Ce passage brutal du statut de « consommable » à celui d’invisible serait donc un fait culturel, et non un événement biologique aux conséquences inéluctables, comme la pousse des dents ou l’arrivée des règles ?
Alors mes sœurs, ne rêvons pas, nous ne parviendrons pas, d’un claquement de doigts, à inverser la vapeur de nos bouffées de chaleur. En attendant que les conséquences pourries de ce fait culturel nous abandonnent enfin, mettons en pratique, nous qui sommes arrivées à cette échéance, quelques bons usages : cessons de marcher dans la rue telles des fantômes sous leurs draps blancs. Au lieu d’accepter cette « maladie » dont tous (et toutes) nous disent que nous sommes atteintes, savourons chaque mois les jours de galère auxquels nous échappons, ainsi que toutes les heures gagnées sur la chasse aux poils. Vivons sans nous soucier du désir des hommes comme s’il était notre unique raison d’être au monde. Peut-être serons-nous vues comme nous sommes, je veux dire comme les personnes que nous sommes, et les regards deviendront-ils – comment dire ? – simplement humains…
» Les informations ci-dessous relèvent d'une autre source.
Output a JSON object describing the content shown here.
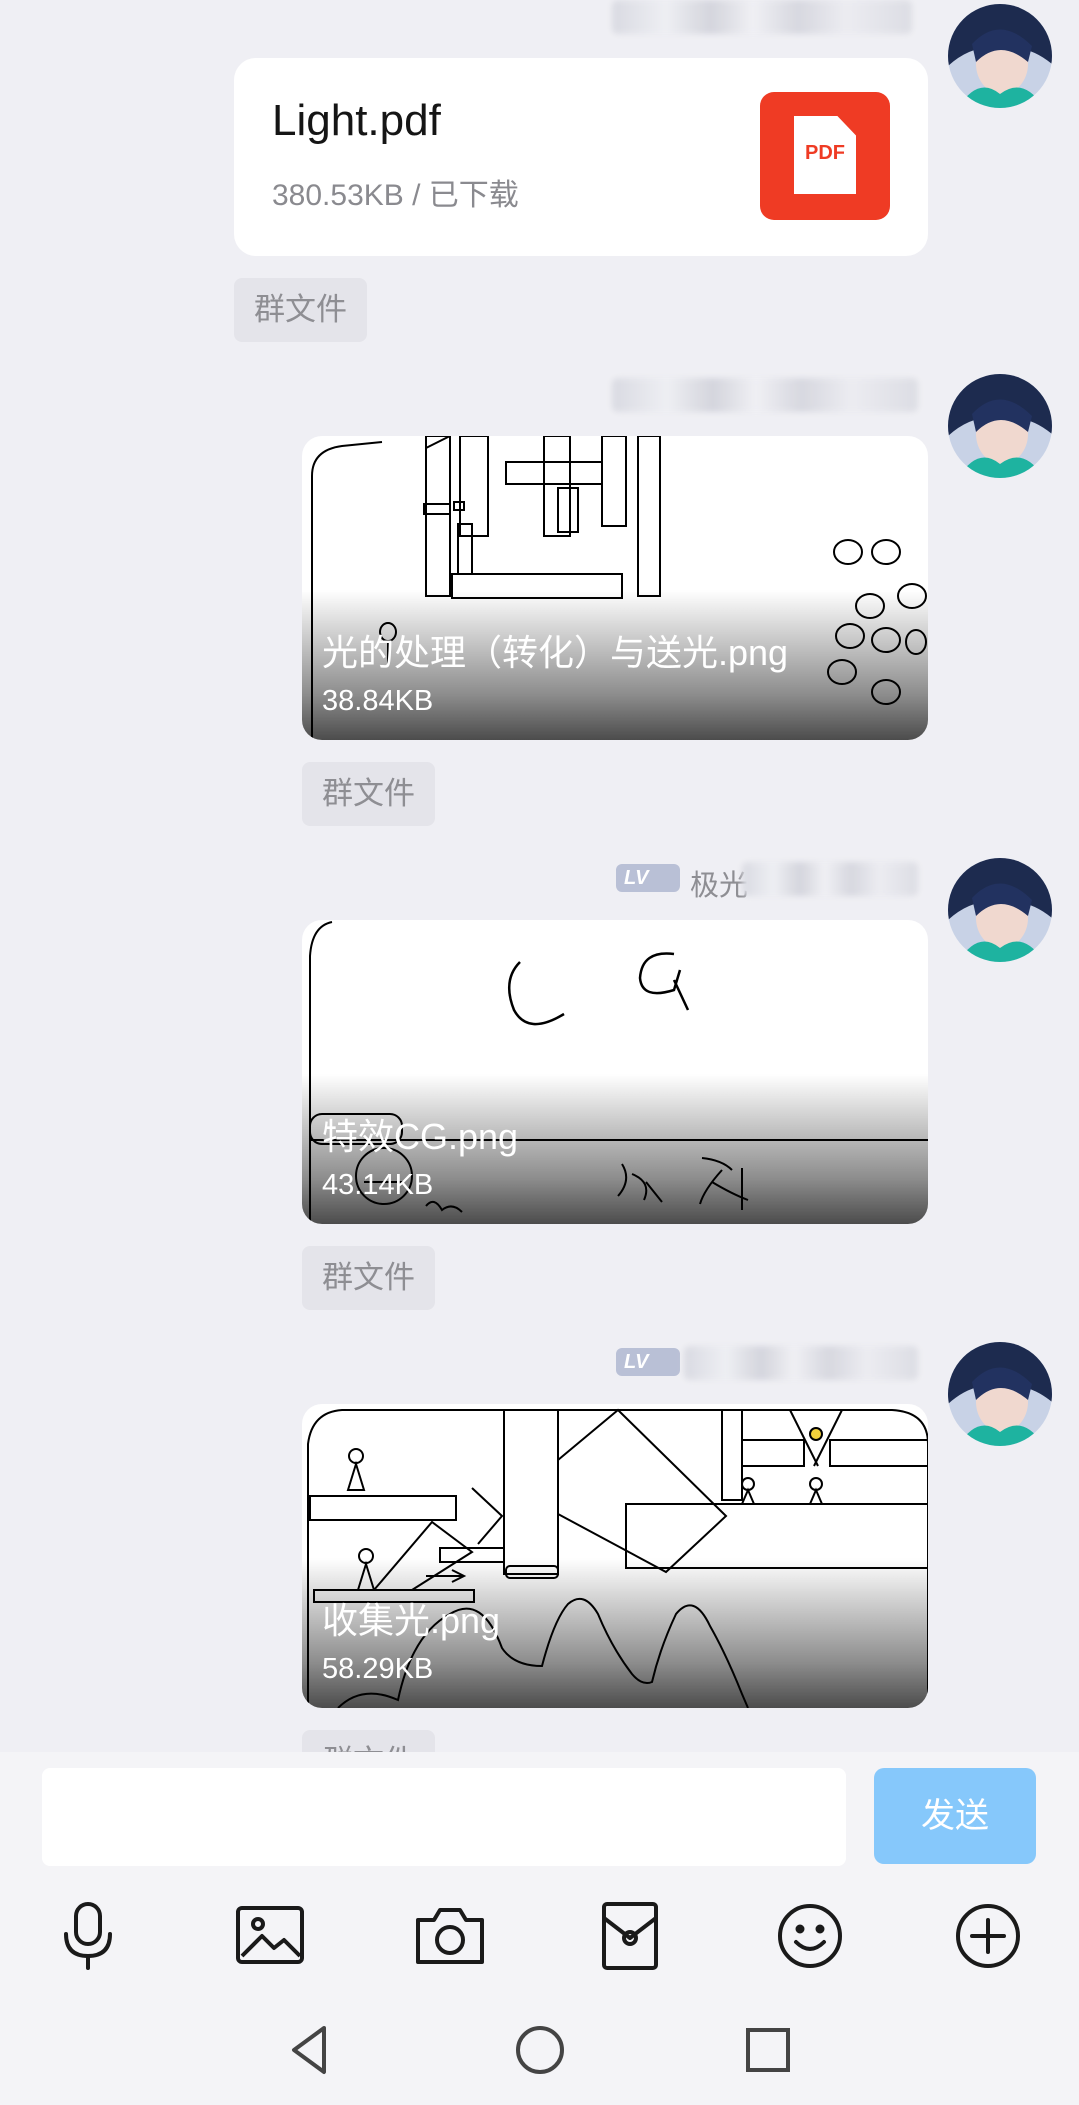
{
  "messages": [
    {
      "type": "file",
      "file_name": "Light.pdf",
      "meta": "380.53KB / 已下载",
      "icon_label": "PDF",
      "tag": "群文件"
    },
    {
      "type": "image",
      "file_name": "光的处理（转化）与送光.png",
      "size": "38.84KB",
      "tag": "群文件"
    },
    {
      "type": "image",
      "level_badge": "LV",
      "sender_visible": "极光",
      "file_name": "特效CG.png",
      "size": "43.14KB",
      "tag": "群文件"
    },
    {
      "type": "image",
      "level_badge": "LV",
      "file_name": "收集光.png",
      "size": "58.29KB",
      "tag": "群文件"
    }
  ],
  "input": {
    "placeholder": "",
    "send_label": "发送"
  },
  "toolbar": [
    "microphone-icon",
    "image-icon",
    "camera-icon",
    "red-packet-icon",
    "emoji-icon",
    "plus-icon"
  ],
  "nav": [
    "back-icon",
    "home-icon",
    "recents-icon"
  ],
  "colors": {
    "background": "#efeff4",
    "pdf_red": "#ef3b24",
    "send_blue": "#86c8fb",
    "tag_bg": "#e4e4ea"
  }
}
Et vous qui êtes encore sur le marché des « consommables », je vous souhaite d’envisager autrement ce passage de la vie. D’accord, « la vieillesse est un naufrage », comme disait De Gaulle, il faut bien reconnaître qu’il n’avait pas entièrement tort. Mais de tous les outrages qu’elle nous fait subir, la ménopause n’est pas le pire : elle nous libère, alors célébrons au moins cette victoire et ne regrettons pas nos chaînes…
*La Maladie a-t-elle un sens ? Enquête au-delà des croyances, Thierry Janssen, Fayard, 2008.
Pour aller plus loin, 4 épisodes de la série documentaire LSD, « Ménopause pour tout le monde » (France Culture, Perrine Kervran, mars 2021) à écouter en podcast.